A week ago I invited readers to decorate with an effective slogan the bandwagon of a potential 2016 candidate for the U.S. presidency. For any potential candidate, because it’s too soon to know who the candidates will be, and because, like The Chronicle, I wish to remain scrupulously nonpartisan and equal opportunity.
These were my rules:
- No more than 10 words. Fewer is better. It’s a slogan, not a manifesto.
- Not used in previous presidential campaigns. Make it new!
- Available for any candidate, Democrat, Republican, or independent. Equal opportunity!
Thirty-two of you managed to rise to the occasion, even after the exhaustion of the 2012 campaign. One contributor was even so prolific as to offer more than two dozen slogans, like those who buy half the tickets in a lottery in hopes that one will win.
That’s not necessarily a good strategy, though. I’m reminded of a time when I was in graduate school. For a few months I hosted an old friend who had decided to make a living by writing humorous captions for greeting cards. He banged away at the typewriter day after day, ending up with a book of about 200 pages, each with about 10 ideas for captions.
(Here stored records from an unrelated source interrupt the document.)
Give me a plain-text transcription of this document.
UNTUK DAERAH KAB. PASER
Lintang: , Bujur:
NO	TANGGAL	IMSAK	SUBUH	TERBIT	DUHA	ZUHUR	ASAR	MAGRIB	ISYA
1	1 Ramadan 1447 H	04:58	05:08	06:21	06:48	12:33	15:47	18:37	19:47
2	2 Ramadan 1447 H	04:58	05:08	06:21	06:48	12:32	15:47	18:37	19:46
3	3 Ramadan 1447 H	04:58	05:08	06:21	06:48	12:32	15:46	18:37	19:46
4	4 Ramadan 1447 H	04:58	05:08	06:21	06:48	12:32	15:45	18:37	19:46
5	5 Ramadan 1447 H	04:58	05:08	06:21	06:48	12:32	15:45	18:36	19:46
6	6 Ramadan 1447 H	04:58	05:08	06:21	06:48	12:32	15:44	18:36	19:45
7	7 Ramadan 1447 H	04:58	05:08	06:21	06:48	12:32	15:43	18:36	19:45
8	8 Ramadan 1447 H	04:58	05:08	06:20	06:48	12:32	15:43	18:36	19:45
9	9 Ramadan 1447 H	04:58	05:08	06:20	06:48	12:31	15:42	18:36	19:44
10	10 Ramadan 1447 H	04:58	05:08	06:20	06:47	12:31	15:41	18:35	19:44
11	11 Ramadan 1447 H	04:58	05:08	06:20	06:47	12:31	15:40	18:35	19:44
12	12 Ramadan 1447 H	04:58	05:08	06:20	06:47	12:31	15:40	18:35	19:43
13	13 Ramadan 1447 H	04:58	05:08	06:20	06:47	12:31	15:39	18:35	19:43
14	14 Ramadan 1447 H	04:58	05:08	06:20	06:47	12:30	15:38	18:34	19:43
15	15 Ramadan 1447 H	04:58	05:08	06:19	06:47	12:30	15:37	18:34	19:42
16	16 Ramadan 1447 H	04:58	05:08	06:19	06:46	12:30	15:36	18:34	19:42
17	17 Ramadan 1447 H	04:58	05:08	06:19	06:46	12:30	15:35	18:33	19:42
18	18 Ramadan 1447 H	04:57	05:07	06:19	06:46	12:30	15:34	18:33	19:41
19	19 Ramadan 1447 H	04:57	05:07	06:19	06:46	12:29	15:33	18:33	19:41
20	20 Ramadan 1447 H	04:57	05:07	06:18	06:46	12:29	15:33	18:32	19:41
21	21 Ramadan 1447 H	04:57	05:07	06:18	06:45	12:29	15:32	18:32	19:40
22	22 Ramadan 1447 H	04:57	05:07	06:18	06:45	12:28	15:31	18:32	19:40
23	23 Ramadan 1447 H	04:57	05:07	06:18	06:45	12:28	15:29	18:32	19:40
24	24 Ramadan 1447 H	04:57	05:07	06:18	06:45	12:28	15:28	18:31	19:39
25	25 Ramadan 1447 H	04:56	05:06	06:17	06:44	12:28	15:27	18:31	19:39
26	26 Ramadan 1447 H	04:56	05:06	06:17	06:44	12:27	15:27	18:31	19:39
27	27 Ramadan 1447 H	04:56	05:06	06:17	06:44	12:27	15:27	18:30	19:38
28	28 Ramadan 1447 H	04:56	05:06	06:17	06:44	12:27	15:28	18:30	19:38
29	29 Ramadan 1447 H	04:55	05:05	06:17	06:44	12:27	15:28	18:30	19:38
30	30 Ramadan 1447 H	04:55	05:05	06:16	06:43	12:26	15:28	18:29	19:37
When he finished, he sent the book off to a big card company, hoping they’d buy the whole thing. The editor who wrote back said my friend was clearly quite “erudite” (translated as, give up card writing) and bought a grand total of three ideas, for which he was paid $25. My friend decided he’d have to think of another way to get by on his literary talent. (And he did, but that’s another story.) We suspected they hadn’t read the book at all, just chose an arbitrary few ideas to be done with it.
That’s how I reacted to the proposals from “citrita.” Nevertheless, to be fair, I slogged through all 29 of them, and some were pretty good. “Text [candidate’s name] to win” was original, maybe even better if it were “Text [candidate’s name] to win a big prize, no purchase necessary.” And in the right font, or all caps, “I’M FOR US FIRST or maybe just “US FIRST” could be effective.
But my prize goes to “jbarman” for “Taxing your credulity, every day!” It’s a slogan that would be applied to an opponent, with menacing effectiveness. It begins with that shudder-inducing word “taxing,” and continues with an ugly-sounding word that half the electorate probably doesn’t know. Those who do know “credulity” can respect their candidate as a fellow erudite. They can feel smugly superior and highly cultivated by being able to recognize the twist “credulity” gives to “taxing.” Those who don’t know “credulity” can imagine it’s related to “crud” or “crude” or something equally disgusting. For making the most of connotations as well as denotations, this one has my vote.
So “jbarman,” send me (email@example.com) your postal address and I’ll send you a copy of my Presidential Voices: Speaking Styles from George Washington to George W. Bush.
I notice that “Taxing your credulity” almost won the popular vote, too, with 4 likes. “Typical new and Tyler too” beat it out, with 5 likes, but while that’s enjoyable as a joke, it wouldn’t work in a real campaign.
“Taxing your credulity, every day,” on the other hand, has uses that extend even beyond the political. Maybe we should adopt it as the motto of Lingua Franca.